Le demandeur produit également l’extrait Flight Status mentionnant un retard de 3 heures et 17 minutes à l’arrivée mentionnée comme étant à 19 h 52, ce type de relevé étant communément admis comme faisant foi en la matière.
La société Turkish Airlines prétend que le retard est imputable à des restrictions imposées par le contrôle du trafic aérien et à une congestion lors de l’atterissage ayant nécessité l’intervention d’un engin de repoussage.
Il résulte du journal des rotations de l’appareil versé aux débats que le vol en cause a subi un premier retard de 53 minutes et 2 heures 22 sous les codes 41( défectuosité de l’aéronef) et 46 ( changement d’avion pour des raisons techniques) puis un nouveau retard de 53 minutes lors de la rotation suivante sous le code 41 ( défectuosité de l’aéronef) et de 4 minutes sous le code 89 ( restriction à l’aéroport).

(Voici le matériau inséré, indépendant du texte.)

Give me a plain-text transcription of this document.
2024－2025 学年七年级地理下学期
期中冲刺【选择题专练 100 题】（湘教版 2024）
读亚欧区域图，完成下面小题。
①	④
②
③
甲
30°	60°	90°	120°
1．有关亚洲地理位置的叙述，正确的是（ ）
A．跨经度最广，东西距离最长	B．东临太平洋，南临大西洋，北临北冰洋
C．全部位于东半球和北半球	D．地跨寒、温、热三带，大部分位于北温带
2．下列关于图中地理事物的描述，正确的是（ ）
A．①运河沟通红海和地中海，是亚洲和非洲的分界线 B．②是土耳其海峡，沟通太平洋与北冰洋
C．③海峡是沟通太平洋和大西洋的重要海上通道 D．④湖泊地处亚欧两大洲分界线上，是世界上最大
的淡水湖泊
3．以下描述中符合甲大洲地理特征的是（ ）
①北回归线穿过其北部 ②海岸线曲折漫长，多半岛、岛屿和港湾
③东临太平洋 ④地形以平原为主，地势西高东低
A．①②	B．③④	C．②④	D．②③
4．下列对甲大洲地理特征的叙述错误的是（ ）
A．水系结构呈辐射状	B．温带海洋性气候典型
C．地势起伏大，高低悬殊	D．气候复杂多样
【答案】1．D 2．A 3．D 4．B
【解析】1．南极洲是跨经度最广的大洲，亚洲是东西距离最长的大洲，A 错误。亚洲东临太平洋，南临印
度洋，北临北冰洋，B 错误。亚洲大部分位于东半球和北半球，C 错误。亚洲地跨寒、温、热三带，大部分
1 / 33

Il apparaît par conséquent que le retard n’est pas imputable à des restrictions extérieures au transporteur aérien mais à des défaillances techniques de l’aéronef, lesquelles sont inhérentes à l’activité de transporteur aérien.
M. [U] est donc fondé à solliciter le versement de la somme de 600 euros s’agissant d’un vol de plus de 3 500 kilomètres.
La résistance à une action en justice ne dégénérant en abus pouvant donner naissance à une dette de dommages-intérêts que dans le cas de malice, mauvaise foi, erreur grossière équipollente au dol ou encore légèreté blâmable,lesquelles ne sont pas justifiées en l’espèce, la demande de dommages-intérêts sollicitée sur ce fondement par les demandeurs sera rejetée.
La compagnie, qui succombe, sera condamnée à payer à M. [U] la somme de 200 euros au titre des frais irrépétibles.
PAR CES MOTIFS
Le tribunal judiciaire statuant publiquement, par jugement contradictoire et en dernier ressort, prononcé par mise à disposition au greffe,
Condamne la société Turkish Airlines à payer à M. [U] la somme de 600 ( six cents) euros en principal
Condamne la société Turkish Airlines à payer à M. [U] la somme totale de 200 ( deux cents ) euros en application de l’article 700 du code de procédure civile,
Déboute les parties du surplus de leurs demandes,
Condamne la la société Turkish Airlines aux dépens.